Manas Dasgupta
NEW DELHI, Feb 8: Hitting back at the prime minister Narendra Modi’s incessant attack on the Congress, the party former national president Rahul Gandhi said his obsession with the Congress stem from his “fear” for the party.
Reacting to Modi’s continuous attack on the Congress during his speech in Parliament, in the Lok Sabha on Monday and in the Rajya Sabha on Tuesday with the common topic of blistering attack on the grand old party, Gandhi said the PM was scared of the Congress and was afraid of speaking the truth.
“I had raised three important issues. First, that the PM has created two Indias – an extremely rich India and one for the vast majority of people that has no hope, has unemployment and faces rising prices. Second, the PM is attacking and destroying India’s institutions and third, he is putting India at risk because he has got a bankrupt foreign policy that has allowed China and Pakistan to get together. But the PM did not address any of these issues,” Rahul said.
He added, “The gentleman [PM] doesn’t understand his job very well. He has to understand that Chinese and Pakistanis are now one, India is now facing one front, it needs to be very careful. I am advising the government to please wake up. You are asleep right now, you are ignoring the facts like the Chinese have entered Ladakh. It is very dangerous for the country.”
The PM on Monday in the Lok Sabha had blamed the Congress for the spread of Covid in the first wave. To this, Rahul Gandhi replied that he had warned the PM of the threat. “But he did not listen to me. Now, I am again warning about China and Pakistan developing closer ties. Their relationship is a threat to our nation,” he said.
Over Modi’s remark on the first prime minister Jawaharlal Nehru, Rahul said, “If you [PM Modi] like abusing Congress or Nehru, be my guest. But at least do your job. The PM is scared because we speak the truth. My great grandfather served this country. He gave his entire life to the country. I don’t need a certificate from the PM for my great grandfather.”
Meanwhile, Modi also faced criticism from the opposition leaders, writers, various non-government organisations and others for attacking in the Lok Sabha those who extended a helping hand to the migrant labourers in distress. “It was shocking that in the eyes of the prime minister helping those who had been abandoned by the state is now a crime,” they said.
Modi during his address in the Lok Sabha on Monday had blamed the Congress and other opposition parties for “spreading” Covid in the country by helping out the migrant labourers stuck in various states to return home. “During the first wave, when the country was in lockdown,” Modi said, “the Congress went to Mumbai railway station to scare innocent people. They pushed labourers to go back to their states and spread coronavirus.

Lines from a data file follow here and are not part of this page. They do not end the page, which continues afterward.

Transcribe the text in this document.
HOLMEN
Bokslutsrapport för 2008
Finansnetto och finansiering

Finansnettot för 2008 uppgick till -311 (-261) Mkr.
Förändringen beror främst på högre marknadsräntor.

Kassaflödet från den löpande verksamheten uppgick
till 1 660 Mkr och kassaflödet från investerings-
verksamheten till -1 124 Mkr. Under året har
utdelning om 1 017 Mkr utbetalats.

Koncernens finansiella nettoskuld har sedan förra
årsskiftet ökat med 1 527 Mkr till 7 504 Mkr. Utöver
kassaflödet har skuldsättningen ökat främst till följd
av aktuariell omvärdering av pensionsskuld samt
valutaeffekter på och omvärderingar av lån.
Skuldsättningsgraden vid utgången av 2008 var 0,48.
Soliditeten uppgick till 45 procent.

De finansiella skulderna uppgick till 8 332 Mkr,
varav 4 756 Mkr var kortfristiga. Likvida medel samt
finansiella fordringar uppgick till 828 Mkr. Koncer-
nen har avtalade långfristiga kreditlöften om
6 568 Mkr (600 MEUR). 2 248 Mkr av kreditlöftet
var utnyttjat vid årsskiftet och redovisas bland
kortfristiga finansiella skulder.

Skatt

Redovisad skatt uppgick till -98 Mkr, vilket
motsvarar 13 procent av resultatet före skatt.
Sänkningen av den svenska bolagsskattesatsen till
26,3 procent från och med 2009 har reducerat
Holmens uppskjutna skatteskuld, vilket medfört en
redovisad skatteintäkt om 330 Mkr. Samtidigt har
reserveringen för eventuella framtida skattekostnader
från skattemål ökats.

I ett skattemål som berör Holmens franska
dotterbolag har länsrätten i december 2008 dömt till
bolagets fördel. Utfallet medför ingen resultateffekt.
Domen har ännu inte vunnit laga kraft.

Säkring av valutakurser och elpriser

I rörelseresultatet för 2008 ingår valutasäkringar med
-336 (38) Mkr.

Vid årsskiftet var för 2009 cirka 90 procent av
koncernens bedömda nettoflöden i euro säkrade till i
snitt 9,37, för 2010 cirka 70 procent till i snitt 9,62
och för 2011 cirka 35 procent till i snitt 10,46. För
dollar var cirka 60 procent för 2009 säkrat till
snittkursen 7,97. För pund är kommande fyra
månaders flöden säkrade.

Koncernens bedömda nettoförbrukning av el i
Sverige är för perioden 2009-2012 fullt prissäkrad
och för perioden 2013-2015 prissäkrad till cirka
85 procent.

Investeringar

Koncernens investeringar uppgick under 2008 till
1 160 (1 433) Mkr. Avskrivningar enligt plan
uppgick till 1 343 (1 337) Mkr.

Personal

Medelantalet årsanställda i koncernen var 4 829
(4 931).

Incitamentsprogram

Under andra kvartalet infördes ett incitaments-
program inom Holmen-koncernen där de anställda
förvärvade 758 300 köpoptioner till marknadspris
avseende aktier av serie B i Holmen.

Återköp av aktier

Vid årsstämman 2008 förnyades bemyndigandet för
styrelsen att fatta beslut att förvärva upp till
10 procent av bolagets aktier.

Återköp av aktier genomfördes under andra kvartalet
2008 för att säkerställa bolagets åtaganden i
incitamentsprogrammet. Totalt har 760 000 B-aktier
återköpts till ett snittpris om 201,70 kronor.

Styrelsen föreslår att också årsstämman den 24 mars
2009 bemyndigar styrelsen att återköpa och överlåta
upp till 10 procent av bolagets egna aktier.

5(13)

You pushed labourers into crisis.”
He then blamed the Delhi government for “going around slums in jeeps and announcing on microphones that whoever wants to go home, buses have been arranged.” Infections, he said, then shot up in Uttar Pradesh and Punjab as a result.
Leaders of opposition parties have condemned the prime minister’s statements. “If sending migrants home was a crime then Modi seems to have forgotten his own ‘complicity in it’, for it was the Union government, after all, that ran special shramik trains to transport workers back home.
The prime minister also side-stepped the reason behind the migrant exodus — a 21-day lockdown that he himself imposed with only four hours’ notice, thus leaving lakhs of daily wagers and labourers with no choice but to try and go back to their villages and towns often walking for miles to reach their destinations with many of them meeting with their deaths on the road, they pointed out.
“The migrants didn’t want to go home, they had to, with no work and no money to or buy their food or pay their rents. Those who saw with their own eyes hundreds of thousands of migrant workers walking down the highways, desperately trying to catch a bus or a shared taxi back home to their villages will never forget the sight. Images of exhausted children draped over suitcases being pulled by parents, labourers wearing plastic bags on their feet for shoes, workers getting beaten by police and sprayed with DDT on the highways moved concerned citizens everywhere to try and help the migrants in distress as best as they could,” they pointed out.